Что стало с нашей квартирой?! Небольшая, темная, но когда-то престижная уже потому, что отдельная, потому что рядом с Арбатом, потому что – четыре комнаты! Гостиная с прилегающей к ней родительской спальней досталась богине жизни и каждый раз запирается ею на ключ при отбытии. А ведь мама, переезжая на дачу, предназначала их мне. Нынешнюю Алешину комнату в далекие времена делили мы с сестрой. Затем она отошла моей «молодой семье» (фу!), о чем напоминает по-прежнему загромождающее ее двуспальное ложе, составленное из наших с сестрой кроватей. Я обитаю в комнатушке бабушки. У сумрачного даже в полдень окна – икеевский светлый стол с компьютером. Все остальное – старое, пахнущее воспоминаниями, теплое от рук и тел. Зеленые обои в коричневый цветочек – от последнего, бабушкиного ремонта середины девяностых. Гвозди над кушеткой – по углам отпечатка коричнево-черного ковра, забракованного сестрой, уехавшего на дачу. Книги в два ряда и навалом поперек за мутным стеклом («Будет тебе рак легких в такой пыли, у твоей сестрицы уже эмфизема!») – бабушкины, сестры, мои. Когда Ира вдруг вышла замуж и переселилась к мужу, бабушкина каморка стала детской – нашего Алеши. Его присутствие мстительно вычищено, убрана с книжной полки даже подаренная мне на Двадцать третье февраля бумажная детсадовская снежинка. Но никуда не делся деревянный жесткий стул прабабушки, на спинку которого он аккуратно вешал штанишки и рубашечку перед сном. Вот так мы перемещались, вовремя исчезали, освобождая жилплощадь. Мама стара, я действительно заболею раком, сестра овдовела, не обзавелась детьми (падчерица ужасна и не в счет) и страдает эмфиземой легких. Скоро от нас останется только мебель.

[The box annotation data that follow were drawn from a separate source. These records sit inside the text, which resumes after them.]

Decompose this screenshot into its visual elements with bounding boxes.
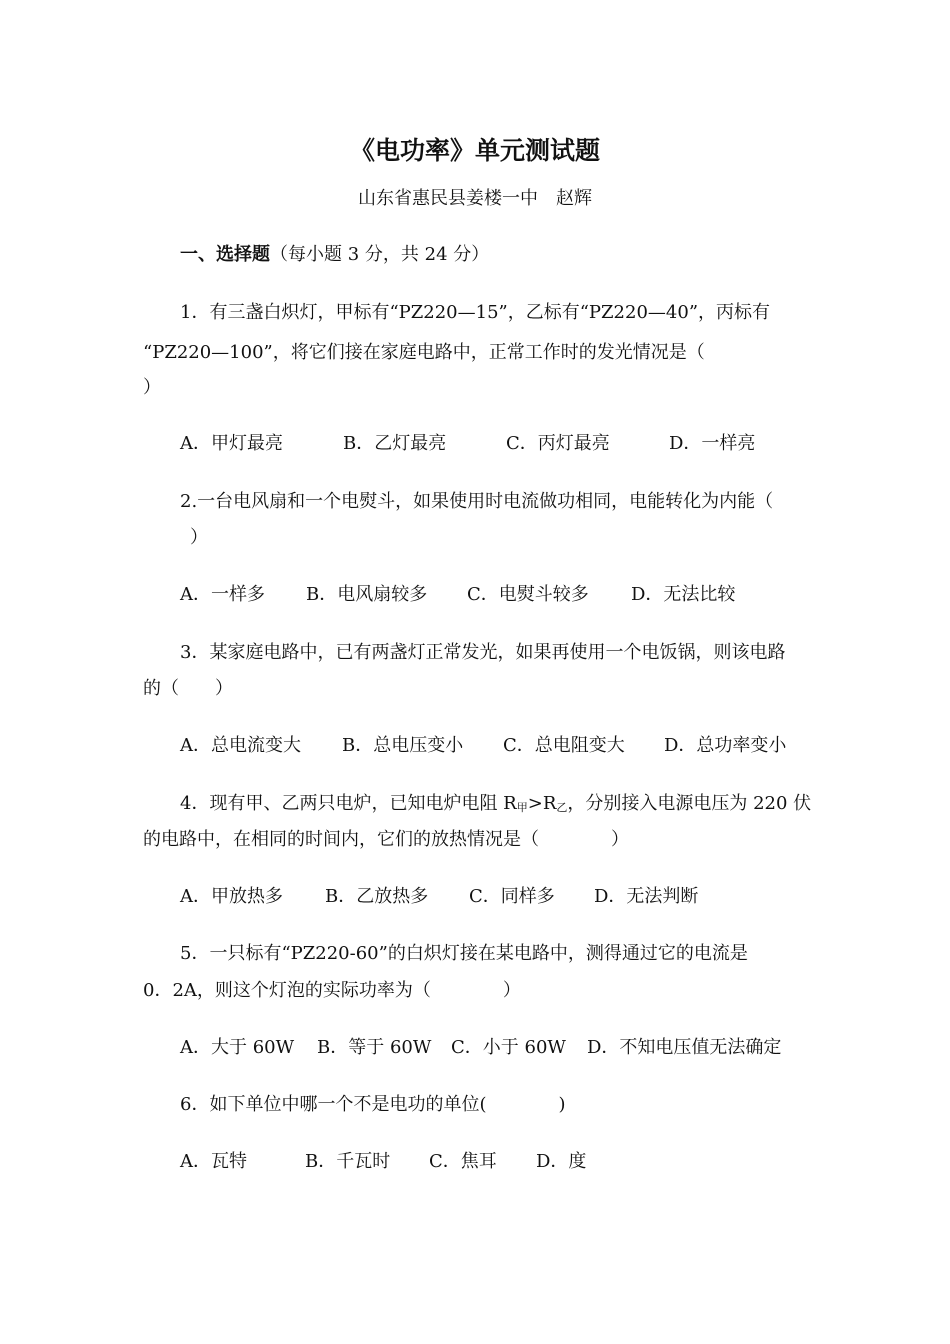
question-6-option-d: D．度 [536,1151,587,1172]
question-5-line-1: 5．一只标有“PZ220-60”的白炽灯接在某电路中，测得通过它的电流是 [180,943,748,964]
section-title: 一、选择题 [180,244,270,265]
section-heading [180,244,489,266]
question-3-option-d: D．总功率变小 [664,735,787,756]
question-1-line-1: 1．有三盏白炽灯，甲标有“PZ220—15”，乙标有“PZ220—40”，丙标有 [180,302,771,323]
question-2-line-2: ） [190,527,208,548]
question-5-line-2: 0．2A，则这个灯泡的实际功率为（ ） [143,980,521,1001]
document-title: 《电功率》单元测试题 [349,136,600,165]
question-5-option-c: C．小于 60W [451,1037,566,1058]
question-2-option-b: B．电风扇较多 [306,584,428,605]
author-line: 山东省惠民县姜楼一中 赵辉 [358,188,592,209]
question-6-option-b: B．千瓦时 [305,1151,391,1172]
question-2-option-d: D．无法比较 [631,584,736,605]
question-1-line-3: ） [143,377,161,398]
question-2-option-a: A．一样多 [180,584,265,605]
question-1-option-a: A．甲灯最亮 [180,433,283,454]
question-3-line-2: 的（ ） [143,678,233,699]
question-4-text-b: >R [527,793,557,814]
question-4-line-1 [180,793,811,819]
question-1-option-c: C．丙灯最亮 [506,433,610,454]
question-1-option-b: B．乙灯最亮 [343,433,447,454]
question-4-option-a: A．甲放热多 [180,886,283,907]
question-4-option-d: D．无法判断 [594,886,699,907]
question-1-option-d: D．一样亮 [669,433,756,454]
question-6-option-a: A．瓦特 [180,1151,247,1172]
subscript-jia: 甲 [516,801,528,814]
question-4-text-c: ，分别接入电源电压为 220 伏 [567,793,812,814]
question-1-line-2: “PZ220—100”，将它们接在家庭电路中，正常工作时的发光情况是（ [143,342,705,363]
subscript-yi: 乙 [556,801,568,814]
question-3-option-b: B．总电压变小 [342,735,464,756]
question-4-line-2: 的电路中，在相同的时间内，它们的放热情况是（ ） [143,829,629,850]
question-3-option-c: C．总电阻变大 [503,735,625,756]
question-5-option-b: B．等于 60W [317,1037,432,1058]
question-4-option-c: C．同样多 [469,886,555,907]
question-2-line-1: 2.一台电风扇和一个电熨斗，如果使用时电流做功相同，电能转化为内能（ [180,491,774,512]
question-4-text-a: 4．现有甲、乙两只电炉，已知电炉电阻 R [180,793,517,814]
question-2-option-c: C．电熨斗较多 [467,584,589,605]
question-3-line-1: 3．某家庭电路中，已有两盏灯正常发光，如果再使用一个电饭锅，则该电路 [180,642,786,663]
section-note: （每小题 3 分，共 24 分） [270,244,490,265]
question-5-option-d: D．不知电压值无法确定 [587,1037,782,1058]
question-4-option-b: B．乙放热多 [325,886,429,907]
question-3-option-a: A．总电流变大 [180,735,301,756]
question-5-option-a: A．大于 60W [180,1037,295,1058]
question-6-option-c: C．焦耳 [429,1151,497,1172]
question-6-line-1: 6．如下单位中哪一个不是电功的单位( ) [180,1094,566,1115]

Какая у меня была семья! Папа с мамой. Вечно склоненные над письменными столами головы. Мама переводила в теснейшей спальной немецких и австрийских писателей, папа в гостиной (игнорируя телевизор) – научные статьи и книги (английский, французский), бабушка (по маме) вела хозяйство, мы с сестрой хорошо учились. У меня за всю жизнь были три… два друга. Дни рождения сестры счастливо отмечались без приглашенных. Папа с мамой обходились без гостей. Бабушке никто, кроме нас, не был нужен. Нам всем было хорошо вместе.

С кем я сейчас? Жена – чужая, сын – чужой.

Познакомившись с моими родителями, моя тогда еще не жена уважительно протянула: «Какие они у тебя интеллигентные!..» Тогда я удивился. Не потому, что они не были интеллигентными. Спустя годы, повзрослев, я смог сформулировать причину своего удивления. Мои родители, моя бабушка не подпадают ни под какие, даже лестные, категории и определения, не смешиваются со временами и порядками.

Бабушка – жена врача, профессора. На мое студенчески-снисходительное «Неужели ты не жалеешь, что всю жизнь просидела дома?» она спокойно ответила: «А это так важно?» Сейчас мне понятна легкость, с которой она посвятила себя мужу, дочери и внукам.

Ее муж, мой дед, чуть было не «сел» в тридцать восьмом. Об этом рассказывалось вскользь, без надрыва, даже снисходительно: «Чего от „них“ можно было ждать?»

Мама без сожаления перестала переводить: «Для меня книги как дети. Я же каждую их царапину, каждую родинку знаю. Жалко стало их отпускать. Пусть уж во мне побудут». Понятно, она уже была стара, но могла бы еще поработать. Так же спокойно мама переехала на дачу, когда жена пару раз меня стукнула и стало опасно находиться с ней в одной комнате. «И не выдумывай! Никаких жертв. Просто так совпало. Я действительно хочу жить на даче, на свободе». Я ей верю.